A couple of annoying little British kids sat behind me chattering away seemingly constantly during most of the flight. They quizzed their mother about the airplane wing and how it worked. Their mother wasn't exactly an expert on such matters, but she mostly satisfied them with her answers. That was bad enough, but then one of them began kicking the seat in front of him, my seat. I complained to Gretchen about it but tried to be non-confrontational, something she absolutely couldn't understand. I didn't throw a fit until much later, when the kicking woke me up from such much-needed sleep. I thrashed back and forth violently and made a loud proclamation about "bastards." Gretchen couldn't understand why I didn't just turn around and ask the little creeps to stop. But my brain isn't wired the way hers is when it comes to socializing with strangers. Sometimes I prefer to make my point without having to expend the additional effort necessary to be polite and initiate a civil conversation. "See, now you've made it into a big deal," she said. Indeed, it did seem that now the kids were kicking my chair even harder.
There was still snow in Maine as we passed over. I could clearly see the four lanes of I-95, but I couldn't detect a single moving vehicle down there.
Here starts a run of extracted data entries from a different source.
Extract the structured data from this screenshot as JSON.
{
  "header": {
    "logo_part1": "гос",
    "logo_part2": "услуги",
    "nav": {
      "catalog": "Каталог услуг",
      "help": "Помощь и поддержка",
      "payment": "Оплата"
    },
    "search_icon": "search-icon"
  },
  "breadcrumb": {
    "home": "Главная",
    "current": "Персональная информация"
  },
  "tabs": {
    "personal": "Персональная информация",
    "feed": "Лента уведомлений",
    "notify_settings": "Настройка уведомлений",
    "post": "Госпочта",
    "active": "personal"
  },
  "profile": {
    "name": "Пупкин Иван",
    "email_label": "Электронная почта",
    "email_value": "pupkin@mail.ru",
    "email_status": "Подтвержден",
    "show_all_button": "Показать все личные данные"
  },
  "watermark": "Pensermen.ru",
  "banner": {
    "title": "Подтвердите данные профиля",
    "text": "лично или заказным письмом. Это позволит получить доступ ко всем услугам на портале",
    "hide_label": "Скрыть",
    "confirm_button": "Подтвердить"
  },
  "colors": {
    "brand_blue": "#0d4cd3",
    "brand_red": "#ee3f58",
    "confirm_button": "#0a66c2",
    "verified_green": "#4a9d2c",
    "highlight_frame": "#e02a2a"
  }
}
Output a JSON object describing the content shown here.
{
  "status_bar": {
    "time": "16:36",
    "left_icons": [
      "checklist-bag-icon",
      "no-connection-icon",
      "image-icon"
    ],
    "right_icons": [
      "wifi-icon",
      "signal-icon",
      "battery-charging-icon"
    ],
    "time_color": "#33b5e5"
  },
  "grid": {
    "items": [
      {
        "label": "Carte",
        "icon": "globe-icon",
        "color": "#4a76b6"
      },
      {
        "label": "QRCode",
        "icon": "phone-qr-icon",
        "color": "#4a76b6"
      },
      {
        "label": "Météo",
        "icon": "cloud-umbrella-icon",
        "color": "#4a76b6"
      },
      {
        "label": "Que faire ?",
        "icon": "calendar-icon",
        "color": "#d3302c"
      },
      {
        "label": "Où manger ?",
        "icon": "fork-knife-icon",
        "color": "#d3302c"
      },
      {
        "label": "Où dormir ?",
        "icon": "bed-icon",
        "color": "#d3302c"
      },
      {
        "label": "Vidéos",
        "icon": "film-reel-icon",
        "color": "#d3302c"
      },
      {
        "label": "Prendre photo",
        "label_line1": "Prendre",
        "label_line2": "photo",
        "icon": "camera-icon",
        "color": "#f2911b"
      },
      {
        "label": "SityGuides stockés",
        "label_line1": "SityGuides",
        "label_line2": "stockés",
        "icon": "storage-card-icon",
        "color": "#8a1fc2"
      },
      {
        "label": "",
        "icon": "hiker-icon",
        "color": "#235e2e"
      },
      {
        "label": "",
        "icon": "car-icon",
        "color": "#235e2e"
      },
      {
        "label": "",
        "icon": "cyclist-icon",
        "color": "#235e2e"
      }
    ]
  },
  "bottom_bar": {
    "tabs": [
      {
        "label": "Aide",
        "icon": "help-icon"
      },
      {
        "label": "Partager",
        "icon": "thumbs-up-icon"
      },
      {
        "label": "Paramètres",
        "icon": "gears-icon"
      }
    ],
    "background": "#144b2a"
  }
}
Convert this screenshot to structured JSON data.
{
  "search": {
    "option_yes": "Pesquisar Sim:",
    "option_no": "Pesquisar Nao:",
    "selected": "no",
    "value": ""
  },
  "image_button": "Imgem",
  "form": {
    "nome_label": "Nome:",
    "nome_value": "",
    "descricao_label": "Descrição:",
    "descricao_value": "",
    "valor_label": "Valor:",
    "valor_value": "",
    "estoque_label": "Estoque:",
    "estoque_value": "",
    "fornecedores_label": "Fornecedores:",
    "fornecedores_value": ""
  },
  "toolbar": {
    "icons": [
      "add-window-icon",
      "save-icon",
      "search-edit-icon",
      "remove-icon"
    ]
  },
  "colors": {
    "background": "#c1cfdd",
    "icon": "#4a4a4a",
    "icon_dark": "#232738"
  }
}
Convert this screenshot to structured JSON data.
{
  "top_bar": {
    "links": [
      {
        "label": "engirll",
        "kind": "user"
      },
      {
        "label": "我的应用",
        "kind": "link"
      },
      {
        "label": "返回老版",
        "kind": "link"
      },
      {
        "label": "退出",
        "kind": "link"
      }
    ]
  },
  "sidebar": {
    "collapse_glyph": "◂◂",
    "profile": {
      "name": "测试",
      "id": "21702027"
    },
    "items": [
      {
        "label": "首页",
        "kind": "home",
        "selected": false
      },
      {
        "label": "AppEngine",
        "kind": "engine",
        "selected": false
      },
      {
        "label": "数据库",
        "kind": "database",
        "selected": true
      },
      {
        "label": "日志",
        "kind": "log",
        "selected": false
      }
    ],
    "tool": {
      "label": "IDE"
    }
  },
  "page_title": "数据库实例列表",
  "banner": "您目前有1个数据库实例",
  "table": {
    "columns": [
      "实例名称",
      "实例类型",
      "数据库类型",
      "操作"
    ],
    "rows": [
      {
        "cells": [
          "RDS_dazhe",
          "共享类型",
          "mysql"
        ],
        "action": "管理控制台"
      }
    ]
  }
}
As we flew in beneath the low cloud bank hugging New York City, I started feeling a little compassion for the bastard who had been kicking me all the way across the Atlantic. He was experiencing the joy and wonder of a little kid flying into New York for the first time. "America, here we come!" he declared. Then I heard him making observations. "It's not such a busy city," he said, somewhat disappointed. At the time we were flying over the narrow spit of land separating Jamaica Bay from the Atlantic Ocean.

Sarah the Korean had been in possession of our car during our vacation, and she came to pick us up at the airport when we arrived. Then she drove us back to her place in Windsor Terrace. Her driving style was a little unsettling, full of jerky overcompensations and counter-compensations, although at least she didn't tailgate. Somehow we took a wrong turn and crossed the Verrazano Bridge and had to pay the $7 toll. Just before bidding us adieu, Sarah told Gretchen the sad news that Mabel, one of the cats Gretchen had shared with her former girlfriend Barbara (along with Noah, Sally, and another cat), had died of cancer. This made Gretchen very sad and she didn't recover her composure until half way up Manhattan. Gretchen spends an unusual amount of time fretting about animals and friends who will die before she does, and any reminder of their intrinsic mortality is something she finds deeply depressing.
I drove us all the way back to Hurley. It was a beautiful, warm day conducive to driving well over the speed limit. North-bound traffic on the Thruway was heavy but not slow.
Sally was beside herself with joy when we arrived. The house smelled a little different, but not in a bad way. Being temporarily the creature of a different time zone, I took a shower and went to bed at 4pm.